Enfant né prématuré : quel suivi médical après la néonatologie ?

Publié par Candice Satara-Bartko  |  Mis à jour le par Marion Bellal

Prématurés : quel suivi médical est nécessaire après la néonatologie ? Qu'est-ce que la notion d'âge corrigé ? Vers qui se tourner pour le suivi d'un enfant né prématuré ? On fait le point.

Près de 180 bébés naissent prématurément chaque jour en France, un chiffre en hausse chaque année. Si le premier combat pour les équipes médicales est de maintenir ces enfants en vie, un autre défi, de taille, s’impose très vite : le suivi sur le long terme de ces enfants nés trop tôt.

Quand mon bébé prématuré n'est plus en néonatologie : comment se passe le retour à la maison ?

La majorité des prématurés survivant à la période néonatale se développent bien. Mais ce n’est pas le cas pour tous. Plus petits, plus fragiles… Pour décider d'un retour à la maison, l'équipe soignante prendra en compte : 

  • le poids de bébé, entre 2 et 3 kg, selon son état de santé ;
  • sa capacité à prendre de 15 à 30 g par jour ; 
  • sa maturité respiratoire ;
  • sa capacité à pouvoir boire au sein ou au biberon.

La période d'adaptation à la maison peut s'avérer délicate, pour bébé comme pour ses parents. Vous aurez besoin de nombreux conseils, notamment sur l'alimentation de votre nourrisson, sur son sommeil et sur la pratique du peau à peau, voire de la méthode kangourou.

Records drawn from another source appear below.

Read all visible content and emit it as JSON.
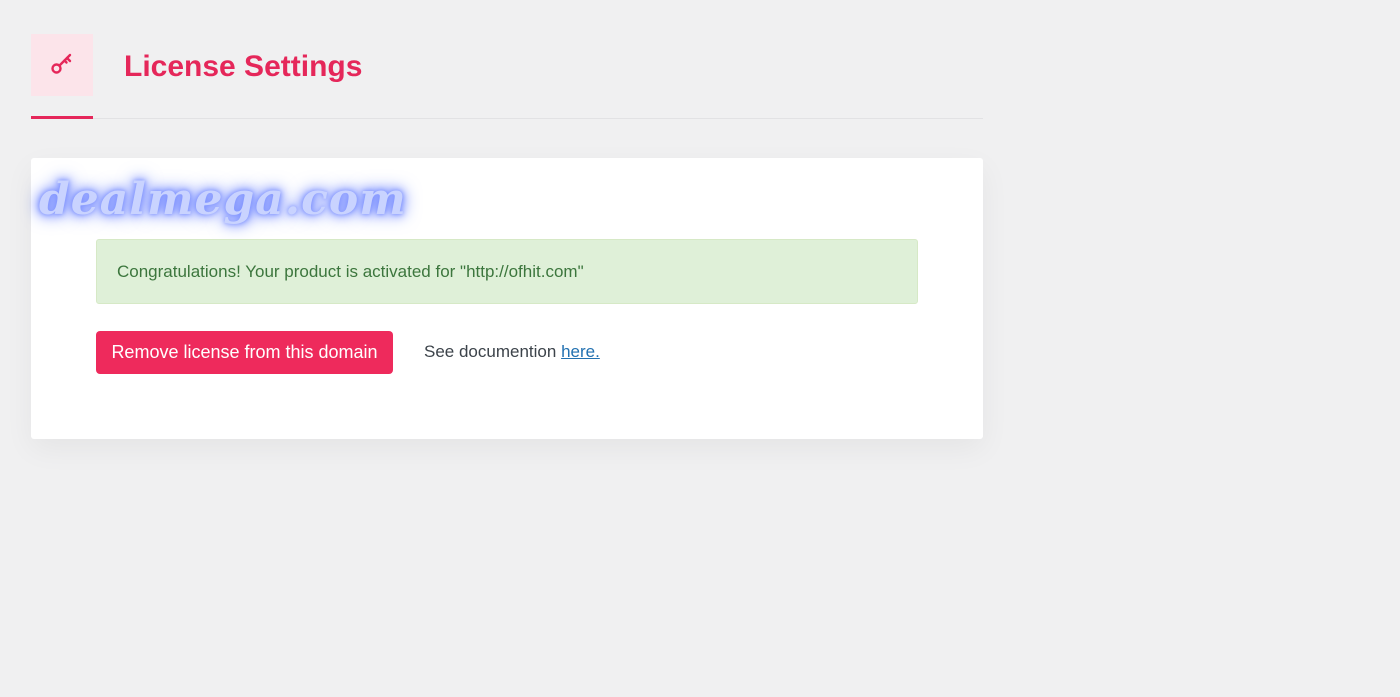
{
  "header": {
    "icon": "key-icon",
    "title": "License Settings"
  },
  "watermark": "dealmega.com",
  "alert": {
    "message": "Congratulations! Your product is activated for \"http://ofhit.com\""
  },
  "actions": {
    "remove_label": "Remove license from this domain",
    "doc_prefix": "See documention",
    "doc_link": "here."
  },
  "colors": {
    "accent": "#e5275a",
    "button": "#ee2a5c",
    "success_bg": "#dff0d8",
    "success_text": "#3c763d",
    "link": "#2271b1"
  }
}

Si certains n'auront besoin d'aucun suivi médical particulier, d'autres peuvent rencontrer des difficultés spécifiques. Encore très vulnérables sur le plan pulmonaire, ils sont également plus sensibles aux infections en tout genre. Sur le plan du développement, les prématurés ont la plupart du temps du retard dans les différentes acquisitions (position assise, marche, langage), comparé aux enfants nés à terme. D’autres séquelles peuvent apparaître plus tardivement.

« Au moment de la scolarisation, on peut découvrir des troubles de l’apprentissage, du comportement ou émotionnels, alors même que tous les examens étaient jusque là rassurants », constate Corinne Chantegret, pédiatre et néonatologue, responsable de la consultation de suivi des grands prématurés au CHU Dijon. D’où l’intérêt d’un suivi adapté aux besoins de chacun et, surtout, prolongé dans le temps. N'hésitez donc pas, en tant que parents, à échanger avec les soignants spécialisés qui entourent bébé, et à consulter si vous en ressentez le besoin.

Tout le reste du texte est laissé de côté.